It’s pretty much guaranteed with every single one of my recipes that none of the resulting grub will ever be as tasty as mum’s version. My chicken soup is slowly getting there and I’ve upped my Spanakopita game since investing in a pastry brush (slash used my boyfriend’s old shaving brush); but I’ve still got a hell of a way to go.

Fish Pie is one of those dishes that, no matter how much I try, my homemade dinner will always taste a little off. Not off in a shit-your-pants way, just off in a; “it just doesn’t taste like it did at home”, kind of way. The unnerving feeling was even more pronounced the first time I dived into the dish after my year-long hiatus from fish pie (amongst most other foods). I skilfully dodged my childhood favourite for the entirety of my  illness, and as of a couple of months ago, was reluctant to reintroduce it into my repertoire of culinary experiences. Until, that is, I wasn’t the one cooking it.

Sitting down to dinner at mum’s, faced with a piping hot dish of creamy fish and buttery mash (two of my arch enemies, pre 2016), there was an undeniable weariness in the expression on my mother’s face. Even after all this time, there’s a silent terror that haunts the dinner table; a question which remains in the air like week-old rubbish. Will she eat it? Unlike many times before, when I’d avoid the potato topping as if it were arsenic and scrape off any trace of semi-skimmed milk from the chunks of fish, this time I did eat it. ALL of it.

Over the past few months I’ve developed my own, unique take on the British comfort food. Sometimes I even use TWO different types of potatoes. Like with many of the foods I rejected during my period of disordered eating, my carb-dodging meant that I missed out on a tragic amount of dinner-induced pleasure. It’s only after I consciously re-coupled with all foods that I realised going without ANY food for basically no reason at all was in no way worth it.  These days, my relationship with fish pie is far simpler. I cook it. I eat it. I enjoy it. I complain that it’s not as good as mum’s.

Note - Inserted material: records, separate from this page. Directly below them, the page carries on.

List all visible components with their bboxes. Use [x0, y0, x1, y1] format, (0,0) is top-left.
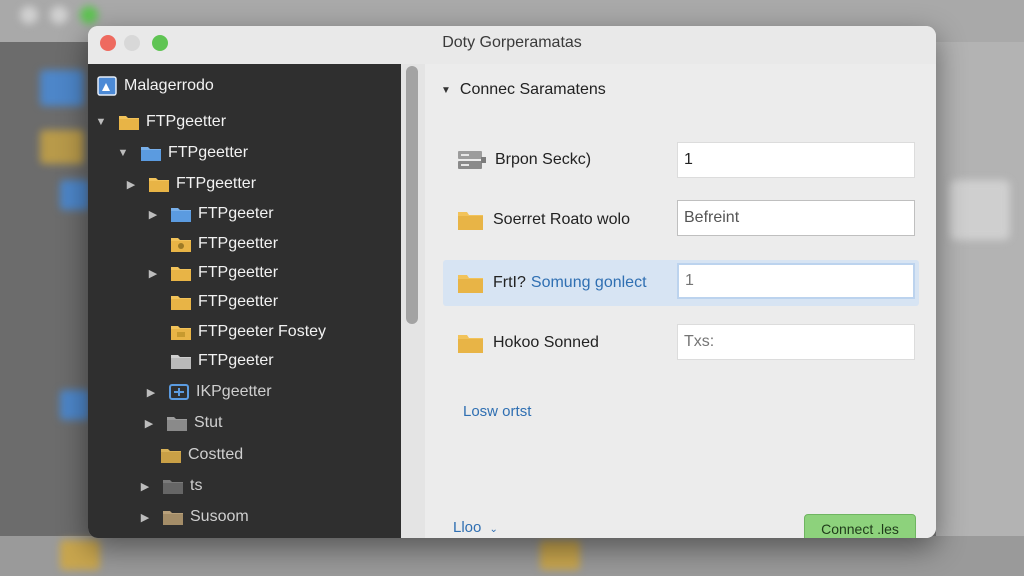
folder-icon [163, 511, 183, 525]
disclosure-closed-icon[interactable]: ▶ [138, 511, 152, 524]
section-title: Connec Saramatens [459, 81, 606, 98]
sidebar-root[interactable]: Malagerrodo [96, 72, 214, 100]
title-bar: Doty Gorperamatas [88, 26, 936, 65]
network-folder-icon [169, 384, 189, 400]
sidebar-item-label: Susoom [190, 508, 249, 525]
sidebar-item-label: FTPgeeter [198, 205, 274, 222]
sidebar-item-0[interactable]: ▼ FTPgeetter [94, 108, 226, 136]
param-label-link[interactable]: Somung gonlect [531, 274, 647, 292]
folder-icon [141, 147, 161, 161]
footer-menu-link[interactable]: Lloo ⌄ [453, 519, 498, 536]
sidebar-item-label: ts [190, 477, 203, 494]
sidebar-item-8[interactable]: FTPgeeter [170, 347, 274, 375]
disclosure-closed-icon[interactable]: ▶ [146, 267, 160, 280]
sidebar-item-11[interactable]: Costted [160, 441, 243, 469]
disclosure-open-icon[interactable]: ▼ [116, 147, 130, 159]
sidebar-item-label: FTPgeeter [198, 352, 274, 369]
param-input-2[interactable] [677, 200, 915, 236]
sidebar-item-7[interactable]: FTPgeeter Fostey [170, 318, 326, 346]
sidebar-root-label: Malagerrodo [124, 77, 214, 94]
sidebar-item-label: FTPgeetter [198, 264, 279, 281]
folder-icon [171, 238, 191, 252]
param-input-4[interactable] [677, 324, 915, 360]
sidebar-item-label: FTPgeetter [198, 293, 279, 310]
param-label: Brpon Seckc) [495, 151, 592, 168]
disclosure-closed-icon[interactable]: ▶ [144, 386, 158, 399]
param-input-3[interactable] [677, 263, 915, 299]
disclosure-closed-icon[interactable]: ▶ [142, 417, 156, 430]
sidebar-item-label: IKPgeetter [196, 383, 272, 400]
disclosure-closed-icon[interactable]: ▶ [146, 208, 160, 221]
param-label: Hokoo Sonned [493, 334, 599, 351]
disclosure-closed-icon[interactable]: ▶ [138, 480, 152, 493]
sidebar-tree: Malagerrodo ▼ FTPgeetter ▼ FTPgeetter ▶ … [88, 64, 401, 538]
sidebar-item-13[interactable]: ▶ Susoom [138, 503, 249, 531]
sidebar-item-10[interactable]: ▶ Stut [142, 409, 222, 437]
sidebar-item-label: FTPgeetter [168, 144, 249, 161]
param-input-1[interactable] [677, 142, 915, 178]
server-icon [458, 151, 486, 169]
param-label-prefix: FrtI? [493, 274, 526, 291]
disclosure-closed-icon[interactable]: ▶ [124, 178, 138, 191]
sidebar-scrollbar-thumb[interactable] [406, 66, 418, 324]
param-row-4: Hokoo Sonned [457, 323, 599, 363]
folder-icon [458, 335, 483, 353]
chevron-down-icon: ⌄ [489, 524, 498, 535]
sidebar-item-label: Costted [188, 446, 244, 463]
sidebar-item-label: FTPgeetter [176, 175, 257, 192]
param-row-3[interactable]: FrtI? Somung gonlect [457, 263, 647, 303]
sidebar-item-6[interactable]: FTPgeetter [170, 288, 278, 316]
sidebar-item-label: Stut [194, 414, 223, 431]
footer-menu-label: Lloo [453, 519, 482, 536]
sidebar-item-9[interactable]: ▶ IKPgeetter [144, 378, 272, 406]
sidebar-item-5[interactable]: ▶ FTPgeetter [146, 259, 278, 287]
sidebar-item-label: FTPgeeter Fostey [198, 323, 327, 340]
param-row-1: Brpon Seckc) [457, 140, 591, 180]
sidebar-item-label: FTPgeetter [146, 113, 227, 130]
sidebar-item-label: FTPgeetter [198, 235, 279, 252]
param-row-2: Soerret Roato wolo [457, 200, 630, 240]
param-label: Soerret Roato wolo [493, 211, 630, 228]
section-header[interactable]: ▼ Connec Saramatens [441, 78, 606, 102]
sidebar-item-2[interactable]: ▶ FTPgeetter [124, 170, 256, 198]
connect-button[interactable]: Connect .les [804, 514, 916, 538]
sidebar-item-3[interactable]: ▶ FTPgeeter [146, 200, 274, 228]
folder-icon [119, 116, 139, 130]
folder-icon [171, 208, 191, 222]
window-title: Doty Gorperamatas [442, 34, 582, 51]
connection-parameters-pane: ▼ Connec Saramatens Brpon Seckc) Soerret… [425, 64, 936, 538]
close-button[interactable] [100, 35, 116, 51]
folder-icon [163, 480, 183, 494]
connect-dialog-window: Doty Gorperamatas Malagerrodo ▼ FTPgeett… [88, 26, 936, 538]
advanced-options-link[interactable]: Losw ortst [463, 403, 531, 420]
folder-icon [171, 326, 191, 340]
minimize-button[interactable] [124, 35, 140, 51]
document-icon [97, 76, 117, 96]
folder-icon [171, 355, 191, 369]
folder-icon [149, 178, 169, 192]
folder-icon [171, 267, 191, 281]
zoom-button[interactable] [152, 35, 168, 51]
sidebar-item-4[interactable]: FTPgeetter [170, 230, 278, 258]
folder-icon [458, 212, 483, 230]
sidebar-item-1[interactable]: ▼ FTPgeetter [116, 139, 248, 167]
folder-icon [171, 296, 191, 310]
folder-icon [167, 417, 187, 431]
folder-icon [458, 275, 483, 293]
folder-icon [161, 449, 181, 463]
disclosure-open-icon[interactable]: ▼ [94, 116, 108, 128]
collapse-caret-icon[interactable]: ▼ [441, 85, 451, 96]
sidebar-item-12[interactable]: ▶ ts [138, 472, 202, 500]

Then the next week, I do it all over again.


  • 900g skinned fish (haddock, salmon,cod)
  • 350ml milk
  • Olive oil
  • 2 knobs of butter
  • 50g plain, white flour
  • 2 tbsp fresh parsley
  • 200g fresh or frozen prawns
  • 2 handfuls frozen peas
  • 4 leeks, washed and chopped roughly
  • 4 sweet potatoes (skin-on)
    250g carrots, peeled



Chop the sweet potatoes and carrots into chunks, drizzle with olive oil, season with salt and pepper and roast in the oven for 45 minutes at 170°C, until very soft.
Remove from the oven and carefully peel off the sweet potato skin (and discard). Sit to one side.
Heat the milk in a pan and add the fish, followed by the prawns.
Bring to a simmer and poach for 5 minutes or until just cooked. Take the fish and prawns out the pan using a slotted spoon and leave to one side, reserving the poaching milk.
In another pan, heat a small nob of butter for a minute, before stirring in the flour a little at a time. Then add the poaching milk and stir. Bring to the boil, season with salt and pepper and lower the heat.
Meanwhile, heat a little butter in a saucepan and add the leaks, cooking on a medium heat until a little brown. Add the frozen peas and keep on a low heat until the peas are tender and leeks have sweated and are soft.
Place fish, milky sauce and leeks into an ovenproof pie dish and mix.
Mash carrots and sweet potato well, adding a splash of milk or knob of butter for smoothness. If you like, blitz in a blender for lump-less mash.
Arrange mash on top of the fish mixture and put in the oven at 200°C for 30 minutes. You can also sprinkle some grated Parmesan on the top of the mash before cooking if you wish.